For the other non-league clubs appearing in this year’s Third Round matches, today is a reminder that they are still with us. Luton Town suffered a precipitous drop from the middle rankings of the Football League in the first decade of this century, dropping from the Football League Championship to the Blue Square Bet Premier in the space of six years under the twin dark clouds of dismal mismanagement and FA sanctions. They have as yet failed to navigate a successful route back into the Football League, but the people of the town have stayed loyal to their club and this afternoon they take on Wolverhampton Wanderers at Kenilworth Road in a match which will act as a reminder both of previous glories and of the fact that their club is still with us. There are also a further two Blue Square Bet Premier sides playing this weekend, and these two clubs – Mansfield Town and Macclesfield Town – have both had a share of financial distress in recent years, most notably at Mansfield where the club is still recovering from the after effects of the reign of its previous owner, the asset-stripping Keith Haslam.

The restorative effects of run in the cup don’t only apply to smaller clubs, and though. Newcastle United make the reverse journey to Hastings United this weekend, from the North East to East Sussex to take on Brighton and Hove Albion, and a trip to the seaside for an FA Cup offers the club’s supporters a little respite from a Premier League campaign which has taken on the appearance of being a bit of a slog of late. Such significance takes on an added dimension when we consider that it is now forty-four years since their club last won a major trophy. Such droughts are the experience of many clubs, but there are few of the stature of Newcastle United who have had to endure such a wait between trophies. To suggest that the FA Cup ‘doesn’t matter any more’ when viewed through this prism makes more sense than received wisdom about the status of the competition might have us believe.

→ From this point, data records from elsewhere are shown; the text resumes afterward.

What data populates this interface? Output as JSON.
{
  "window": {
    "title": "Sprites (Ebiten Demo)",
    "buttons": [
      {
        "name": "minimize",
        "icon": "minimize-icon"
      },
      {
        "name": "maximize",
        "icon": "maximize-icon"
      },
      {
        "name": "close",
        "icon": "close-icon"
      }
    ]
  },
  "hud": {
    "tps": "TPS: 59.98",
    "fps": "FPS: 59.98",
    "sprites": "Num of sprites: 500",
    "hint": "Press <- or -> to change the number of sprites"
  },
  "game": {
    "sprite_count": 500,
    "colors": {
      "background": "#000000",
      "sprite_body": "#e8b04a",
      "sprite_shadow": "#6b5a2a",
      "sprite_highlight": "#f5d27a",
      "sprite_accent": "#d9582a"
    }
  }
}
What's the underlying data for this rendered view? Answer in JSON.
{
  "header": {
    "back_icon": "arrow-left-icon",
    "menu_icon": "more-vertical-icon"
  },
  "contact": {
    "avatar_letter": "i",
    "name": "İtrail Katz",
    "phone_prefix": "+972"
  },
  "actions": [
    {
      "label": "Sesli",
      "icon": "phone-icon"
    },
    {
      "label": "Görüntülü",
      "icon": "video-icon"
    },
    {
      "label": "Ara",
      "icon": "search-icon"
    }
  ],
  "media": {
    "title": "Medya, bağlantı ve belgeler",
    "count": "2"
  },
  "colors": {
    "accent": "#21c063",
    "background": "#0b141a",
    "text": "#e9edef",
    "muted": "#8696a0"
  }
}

The new year, as we have mentioned here several times over the last few days, brings new hope, and this is why we should cherish the Third Round of the FA Cup. It is a link with the history of the game in this country which retains its capacity to cause surprises and write stories which will live long in the memories of those that witness them. And for all the bombast of the Premier League and the Champions League, this is a trophy which is more understated in what it can offer, but is all the more valuable for this. Perhaps in the financially polarised world of the industrialised football of the twenty-first century the prosaic value of winning the FA Cup has been somewhat dimmed, but the romance of the Third Round of this competition retains a considerable amount of its near intangible glamour and romance.